Theresa+Boedeker says
Lynn, I love this an opportunity to turn back to Him. Yes. And to learn something about ourselves, God’s abundant grace, and what to try next time.
Lisa notes says
It’s so hard not to take that bait sometimes! But you offer wise counsel, Theresa. “It’s not about you. Seriously. Even if it feels like it is. It is about them and their attitude towards you.” I have to remind myself of this OFTEN.
Theresa+Boedeker says
Me too. I am reminding myself too.
Bliss says
Yes! Hooking me was my husbands favorite thing to do. Then put me on the defensive and want me to justify everything. You are right, Jesus didn’t justify anything!
Now days, my phone goes off every morning and asks me:
“Is the situation disturbing me, or am I disturbing myself about the situation?”

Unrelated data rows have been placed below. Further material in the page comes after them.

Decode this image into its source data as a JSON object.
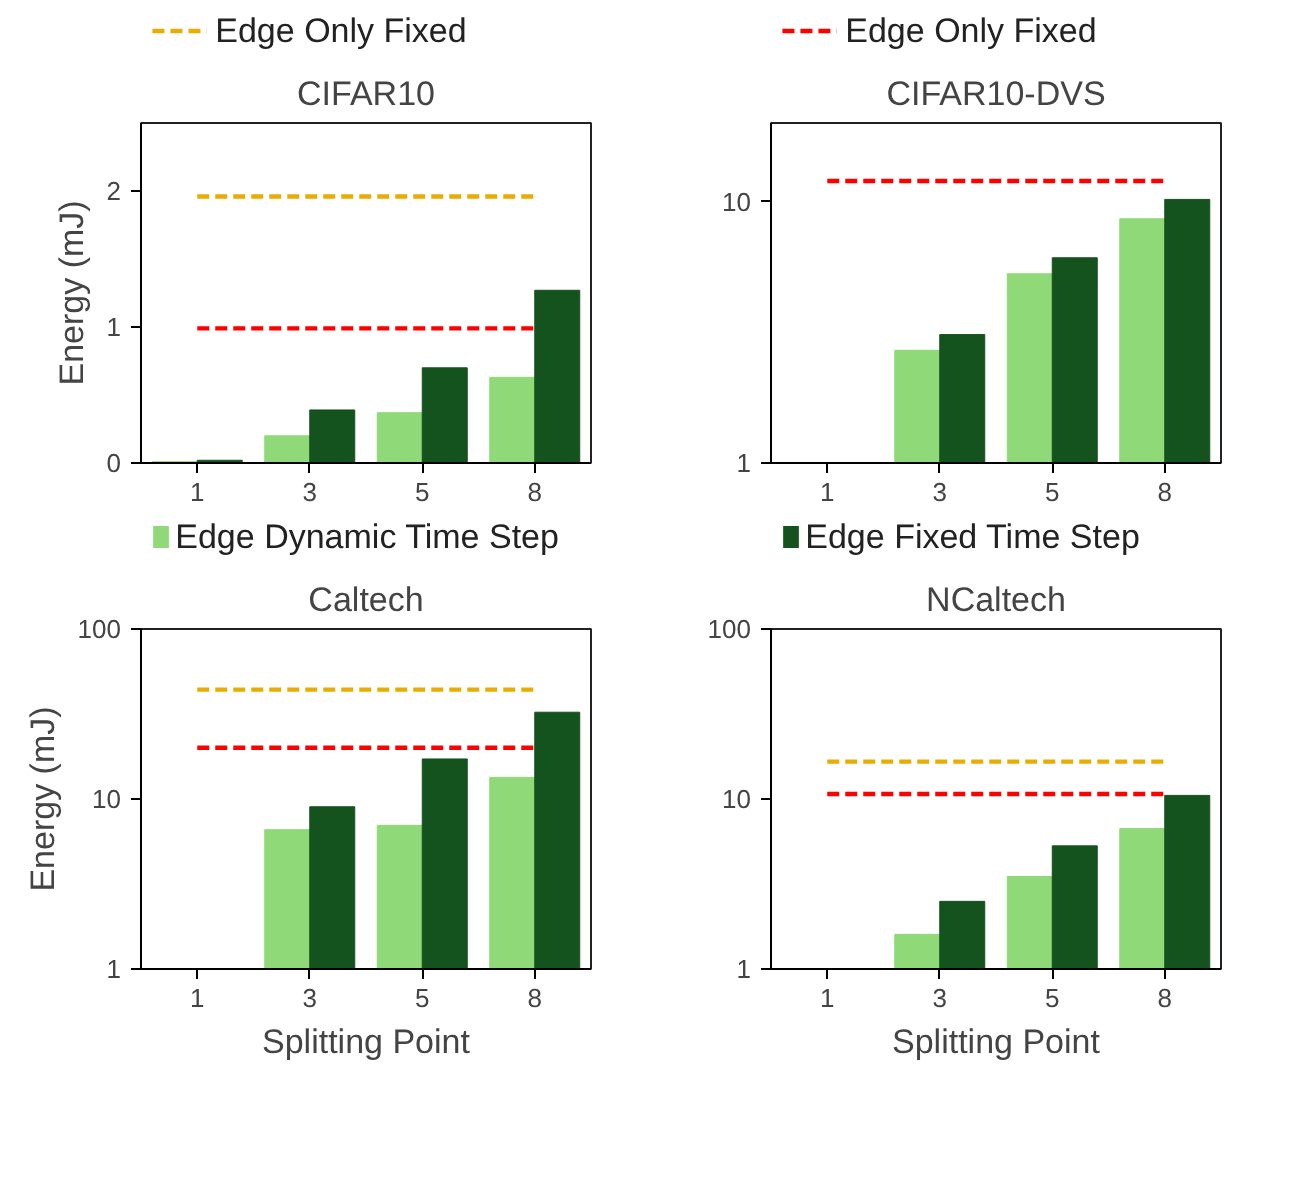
{
  "chart_data": [
    {
      "type": "bar",
      "title": "CIFAR10",
      "ylabel": "Energy (mJ)",
      "categories": [
        "1",
        "3",
        "5",
        "8"
      ],
      "ylim": [
        0,
        2.5
      ],
      "yticks": [
        0,
        1,
        2
      ],
      "legend": "top",
      "grid": false,
      "series": [
        {
          "color": "#90d978",
          "values": [
            0.01,
            0.2,
            0.37,
            0.63
          ]
        },
        {
          "color": "#14531d",
          "values": [
            0.02,
            0.39,
            0.7,
            1.27
          ]
        }
      ],
      "ref_lines": [
        {
          "axis": "y",
          "value": 1.96,
          "label": "Edge Only Fixed",
          "color": "#e8ad00",
          "line_style": "dashed"
        },
        {
          "axis": "y",
          "value": 0.99,
          "color": "#ff0000",
          "line_style": "dashed"
        }
      ]
    },
    {
      "type": "bar",
      "title": "CIFAR10-DVS",
      "categories": [
        "1",
        "3",
        "5",
        "8"
      ],
      "log": true,
      "ylim": [
        1,
        20
      ],
      "yticks": [
        1,
        10
      ],
      "legend": "top",
      "grid": false,
      "series": [
        {
          "color": "#90d978",
          "values": [
            1,
            2.7,
            5.3,
            8.6
          ]
        },
        {
          "color": "#14531d",
          "values": [
            1,
            3.1,
            6.1,
            10.2
          ]
        }
      ],
      "ref_lines": [
        {
          "axis": "y",
          "value": 12,
          "label": "Edge Only Fixed",
          "color": "#ff0000",
          "line_style": "dashed"
        }
      ]
    },
    {
      "type": "bar",
      "title": "Caltech",
      "ylabel": "Energy (mJ)",
      "xlabel": "Splitting Point",
      "categories": [
        "1",
        "3",
        "5",
        "8"
      ],
      "log": true,
      "ylim": [
        1,
        100
      ],
      "yticks": [
        1,
        10,
        100
      ],
      "legend": "top",
      "grid": false,
      "series": [
        {
          "name": "Edge Dynamic Time Step",
          "color": "#90d978",
          "values": [
            1,
            6.6,
            7.0,
            13.4
          ]
        },
        {
          "color": "#14531d",
          "values": [
            1,
            9.0,
            17.2,
            32.4
          ]
        }
      ],
      "ref_lines": [
        {
          "axis": "y",
          "value": 44,
          "color": "#e8ad00",
          "line_style": "dashed"
        },
        {
          "axis": "y",
          "value": 20,
          "color": "#ff0000",
          "line_style": "dashed"
        }
      ]
    },
    {
      "type": "bar",
      "title": "NCaltech",
      "xlabel": "Splitting Point",
      "categories": [
        "1",
        "3",
        "5",
        "8"
      ],
      "log": true,
      "ylim": [
        1,
        100
      ],
      "yticks": [
        1,
        10,
        100
      ],
      "legend": "top",
      "grid": false,
      "series": [
        {
          "color": "#90d978",
          "values": [
            1,
            1.6,
            3.5,
            6.7
          ]
        },
        {
          "name": "Edge Fixed Time Step",
          "color": "#14531d",
          "values": [
            1,
            2.5,
            5.3,
            10.5
          ]
        }
      ],
      "ref_lines": [
        {
          "axis": "y",
          "value": 16.6,
          "color": "#e8ad00",
          "line_style": "dashed"
        },
        {
          "axis": "y",
          "value": 10.7,
          "color": "#ff0000",
          "line_style": "dashed"
        }
      ]
    }
  ]
}
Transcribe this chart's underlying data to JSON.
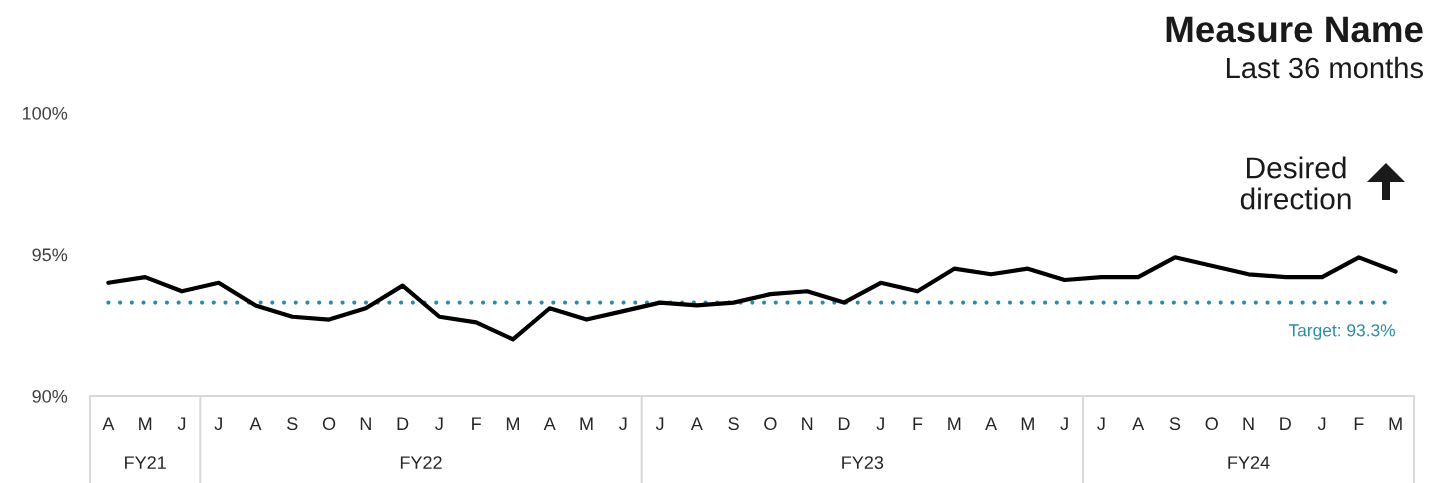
{
  "chart_data": {
    "type": "line",
    "title": "Measure Name",
    "subtitle": "Last 36 months",
    "categories": [
      "A",
      "M",
      "J",
      "J",
      "A",
      "S",
      "O",
      "N",
      "D",
      "J",
      "F",
      "M",
      "A",
      "M",
      "J",
      "J",
      "A",
      "S",
      "O",
      "N",
      "D",
      "J",
      "F",
      "M",
      "A",
      "M",
      "J",
      "J",
      "A",
      "S",
      "O",
      "N",
      "D",
      "J",
      "F",
      "M"
    ],
    "series": [
      {
        "color": "#000000",
        "values": [
          94.0,
          94.2,
          93.7,
          94.0,
          93.2,
          92.8,
          92.7,
          93.1,
          93.9,
          92.8,
          92.6,
          92.0,
          93.1,
          92.7,
          93.0,
          93.3,
          93.2,
          93.3,
          93.6,
          93.7,
          93.3,
          94.0,
          93.7,
          94.5,
          94.3,
          94.5,
          94.1,
          94.2,
          94.2,
          94.9,
          94.6,
          94.3,
          94.2,
          94.2,
          94.9,
          94.4
        ]
      }
    ],
    "ylim": [
      90,
      100
    ],
    "yticks": [
      {
        "value": 90,
        "label": "90%"
      },
      {
        "value": 95,
        "label": "95%"
      },
      {
        "value": 100,
        "label": "100%"
      }
    ],
    "ref_lines": [
      {
        "axis": "y",
        "value": 93.3,
        "label": "Target: 93.3%",
        "color": "#2b8ca4",
        "line_style": "dotted"
      }
    ],
    "annotations": [
      "Desired\ndirection",
      "FY21",
      "FY22",
      "FY23",
      "FY24"
    ],
    "line_style": "solid"
  }
}
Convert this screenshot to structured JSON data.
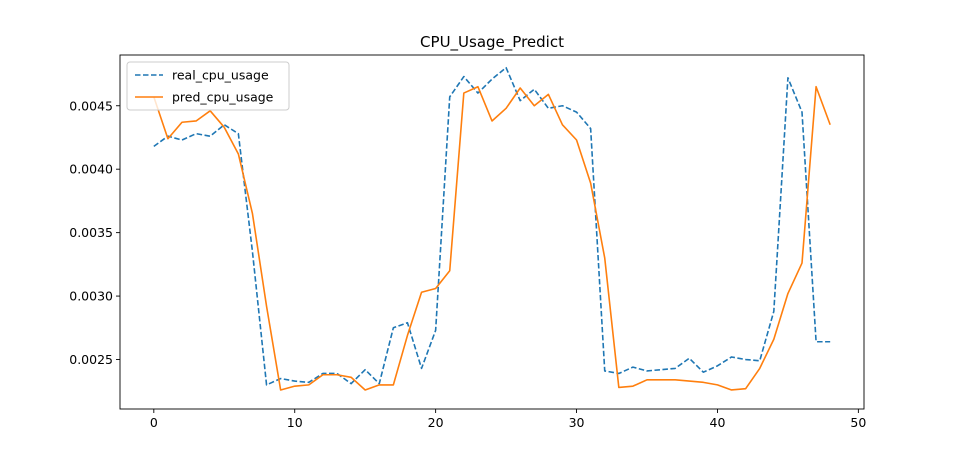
{
  "chart_data": {
    "type": "line",
    "title": "CPU_Usage_Predict",
    "xlabel": "",
    "ylabel": "",
    "xlim": [
      -2.4,
      50.4
    ],
    "ylim": [
      0.00211,
      0.0049
    ],
    "xticks": [
      0,
      10,
      20,
      30,
      40,
      50
    ],
    "yticks": [
      0.0025,
      0.003,
      0.0035,
      0.004,
      0.0045
    ],
    "ytick_labels": [
      "0.0025",
      "0.0030",
      "0.0035",
      "0.0040",
      "0.0045"
    ],
    "grid": false,
    "legend_position": "top-left",
    "series": [
      {
        "name": "real_cpu_usage",
        "style": "dashed",
        "color": "#1f77b4",
        "x": [
          0,
          1,
          2,
          3,
          4,
          5,
          6,
          7,
          8,
          9,
          10,
          11,
          12,
          13,
          14,
          15,
          16,
          17,
          18,
          19,
          20,
          21,
          22,
          23,
          24,
          25,
          26,
          27,
          28,
          29,
          30,
          31,
          32,
          33,
          34,
          35,
          36,
          37,
          38,
          39,
          40,
          41,
          42,
          43,
          44,
          45,
          46,
          47,
          48
        ],
        "values": [
          0.00418,
          0.00426,
          0.00423,
          0.00428,
          0.00426,
          0.00435,
          0.00428,
          0.00335,
          0.0023,
          0.00235,
          0.00233,
          0.00232,
          0.00239,
          0.00239,
          0.00231,
          0.00242,
          0.00231,
          0.00275,
          0.00279,
          0.00243,
          0.00273,
          0.00457,
          0.00473,
          0.0046,
          0.00471,
          0.0048,
          0.00454,
          0.00463,
          0.00448,
          0.0045,
          0.00445,
          0.00432,
          0.00241,
          0.00239,
          0.00244,
          0.00241,
          0.00242,
          0.00243,
          0.00251,
          0.0024,
          0.00245,
          0.00252,
          0.0025,
          0.00249,
          0.00288,
          0.00472,
          0.00445,
          0.00264,
          0.00264
        ]
      },
      {
        "name": "pred_cpu_usage",
        "style": "solid",
        "color": "#ff7f0e",
        "x": [
          0,
          1,
          2,
          3,
          4,
          5,
          6,
          7,
          8,
          9,
          10,
          11,
          12,
          13,
          14,
          15,
          16,
          17,
          18,
          19,
          20,
          21,
          22,
          23,
          24,
          25,
          26,
          27,
          28,
          29,
          30,
          31,
          32,
          33,
          34,
          35,
          36,
          37,
          38,
          39,
          40,
          41,
          42,
          43,
          44,
          45,
          46,
          47,
          48
        ],
        "values": [
          0.00457,
          0.00424,
          0.00437,
          0.00438,
          0.00446,
          0.00433,
          0.00412,
          0.00365,
          0.00292,
          0.00226,
          0.00229,
          0.0023,
          0.00238,
          0.00238,
          0.00236,
          0.00226,
          0.0023,
          0.0023,
          0.00269,
          0.00303,
          0.00306,
          0.0032,
          0.0046,
          0.00465,
          0.00438,
          0.00448,
          0.00464,
          0.0045,
          0.00459,
          0.00435,
          0.00423,
          0.00389,
          0.0033,
          0.00228,
          0.00229,
          0.00234,
          0.00234,
          0.00234,
          0.00233,
          0.00232,
          0.0023,
          0.00226,
          0.00227,
          0.00243,
          0.00266,
          0.00302,
          0.00326,
          0.00465,
          0.00435
        ]
      }
    ]
  }
}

This reminds me to let it go! I used to spiral down most mornings thinking about what happened the day before, what was said, etc. Now when I start to get bothered by something, I ask myself this question. And then Let it go. (IE It is not the event, it is the meaning we attach to the event.)
Thanks for the wonderful reminders!
Theresa+Boedeker says
Bliss, there are people who enjoy hooking us. Which is quite sad.
Great reminder each morning. Thanks for that suggestion. We don’t want to let the wrong things disturb us and steal our joy and peace. We want to choose the right story / meaning to tell ourselves.